The Toronto Maple Leafs Should Absolutely Not Trade for Rasmus Ristolainen

Over the years many have called for the Toronto Maple Leafs to look into acquiring the 25-year-old 6’4″ Right-Shot Defensemen, Rasmus Ristolainen.

The Toronto Maple Leafs should not be interested in Ristolainen. The idea of trading for him is only a good one if you look at his point totals, his height, and his TOI.  But any sort of analytic evidence we have goes to show he is not a valuable NHL player.

Recently, there was a reported rumor from Eklund at Hockeybuzz.com that stated the Leafs would be interested in trading Alexander Kerfoot and Andreas Johnsson for Ristolainen.

This is not something the Toronto Maple Leafs should do.

Toronto Maple Leafs Trade Rumorus

This is a fun rumour, but based on what we know about the Leafs and their dedication to analytics, it doesn’t sound plausible.

Based on the evidence throughout the Kyle Dubas era, it is highly unlikely Dubas would be willing to acquire such an overrated player who brings minimal positives on the ice.

As Dubas’ drafting, signing, and trading have shown, he is a general manager who prioritizes skill and talent above all other avenues.

Dubas simply does not care about the height of a player if the player is not a quality player.

One of Dubas’ first moves a general manager was trading away Matt Martin who was replaced by more skilled and impactful players. Most of the players drafted have been under 6’0″, including defensemen, take Sandin as a prime example.

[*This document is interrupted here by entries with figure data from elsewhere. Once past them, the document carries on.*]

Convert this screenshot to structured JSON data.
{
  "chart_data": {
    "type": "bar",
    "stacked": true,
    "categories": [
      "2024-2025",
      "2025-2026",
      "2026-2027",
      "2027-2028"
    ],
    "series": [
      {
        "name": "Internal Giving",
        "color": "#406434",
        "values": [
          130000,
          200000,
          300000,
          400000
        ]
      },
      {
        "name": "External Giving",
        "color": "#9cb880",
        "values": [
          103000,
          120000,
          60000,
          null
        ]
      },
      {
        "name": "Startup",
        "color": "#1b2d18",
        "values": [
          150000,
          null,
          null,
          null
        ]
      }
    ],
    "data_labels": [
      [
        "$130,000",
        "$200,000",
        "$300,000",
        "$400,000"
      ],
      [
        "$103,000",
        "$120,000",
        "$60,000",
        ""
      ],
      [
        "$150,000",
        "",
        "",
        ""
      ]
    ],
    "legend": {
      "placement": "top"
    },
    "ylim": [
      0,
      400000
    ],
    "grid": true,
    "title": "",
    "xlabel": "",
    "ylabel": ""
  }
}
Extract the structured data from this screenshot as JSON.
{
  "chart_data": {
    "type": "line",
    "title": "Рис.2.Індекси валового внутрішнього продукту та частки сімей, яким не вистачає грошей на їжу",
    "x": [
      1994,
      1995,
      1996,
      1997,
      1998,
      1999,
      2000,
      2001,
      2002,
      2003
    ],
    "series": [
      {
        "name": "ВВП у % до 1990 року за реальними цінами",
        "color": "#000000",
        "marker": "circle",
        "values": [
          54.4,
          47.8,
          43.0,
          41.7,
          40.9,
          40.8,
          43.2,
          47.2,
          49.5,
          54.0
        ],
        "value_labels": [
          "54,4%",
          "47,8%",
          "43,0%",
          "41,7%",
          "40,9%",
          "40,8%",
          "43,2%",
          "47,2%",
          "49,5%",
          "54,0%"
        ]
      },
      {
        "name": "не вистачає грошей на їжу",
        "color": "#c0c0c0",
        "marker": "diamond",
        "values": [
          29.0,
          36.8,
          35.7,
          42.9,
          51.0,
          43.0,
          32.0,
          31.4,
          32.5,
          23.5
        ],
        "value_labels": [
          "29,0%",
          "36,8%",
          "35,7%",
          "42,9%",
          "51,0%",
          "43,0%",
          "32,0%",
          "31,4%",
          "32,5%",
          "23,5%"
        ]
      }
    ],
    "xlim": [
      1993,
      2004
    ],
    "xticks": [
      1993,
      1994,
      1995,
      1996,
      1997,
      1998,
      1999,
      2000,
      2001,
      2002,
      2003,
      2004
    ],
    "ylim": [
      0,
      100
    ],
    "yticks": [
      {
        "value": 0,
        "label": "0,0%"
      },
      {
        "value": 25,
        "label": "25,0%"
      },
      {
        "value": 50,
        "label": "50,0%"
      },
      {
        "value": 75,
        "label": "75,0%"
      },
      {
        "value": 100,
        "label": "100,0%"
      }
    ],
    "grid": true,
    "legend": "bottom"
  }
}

After going and trading away one of the most treasured players of the last decade in Leafs nation, Nazem Kadri for Kerfoot, I highly doubt Dubas would trade Kerfoot for a player who has been in the league for seven seasons and has failed to be a positive player for the entirety of his NHL career.

According to Evolving Wilds’s skater similarity model which simulates which players have the most similar numbers with each other, Ristolainen is closest in skill to the likes of common trainwrecks, Jack Johnson and Luke Schenn. This really goes to show that Ristolainen is not the dream right-handed defensemen like many may say, his height and TOI don’t define him to be a good player.

I can guarantee you if you watch Ristolainen you will notice his poor decision making and poor gap control in transition. Here are some numbers that should speak for themself;

Data from @JFreshHockey

In every aspect, offensive, defensive, powerplay or penalty kill, Ristolainen is in the 22% or lower in terms of all NHL defensemen. The 22nd% is hardly even a top-6 level NHL defenseman.

As you can see in the chart above, he has a consistent negative impact on games.

The issue with Ristolainen is that there is no palatable argument for him to have these bad numbers.  He has had these low-quality numbers for his entire NHL career so it can’t be a sample issue, the idea he is on a bad team and that is the reason his numbers are bad is false because his numbers are among the worst out of the entire team, and the numbers adjust for quality of teammates, quality of competition, zone starts among plenty of other important factors.

Ristolainen’s adjusted plus-minus is the worst on the entire Buffalo defense corps over the past 3 seasons, it is worse than even Matt Hunwick. If Hunwick was not able to be a solid partner for Rielly, then how would Ristolianen if he might be worse.

On top of not being a quality player, Ristolainen comes with a heavy cap hit of $5.4 Million, something that the Leafs likely can’t afford given their current cap scenario. This adds to the fact that the rumor can’t possibly be true.

Even if the Leafs were to give away Kerfoot for Ristolainen they would be forced to fill another spot in the lineup which would come at a cost to the cap, making the cap situation even more difficult.

Next: Leafs Biggest Advanced Stats Surprises

To conclude, it is without a doubt that trading for Ristolainen would be a bad idea and I am quite confident that the organization is smarter than the Sabers organization so I doubt they would do such a thing.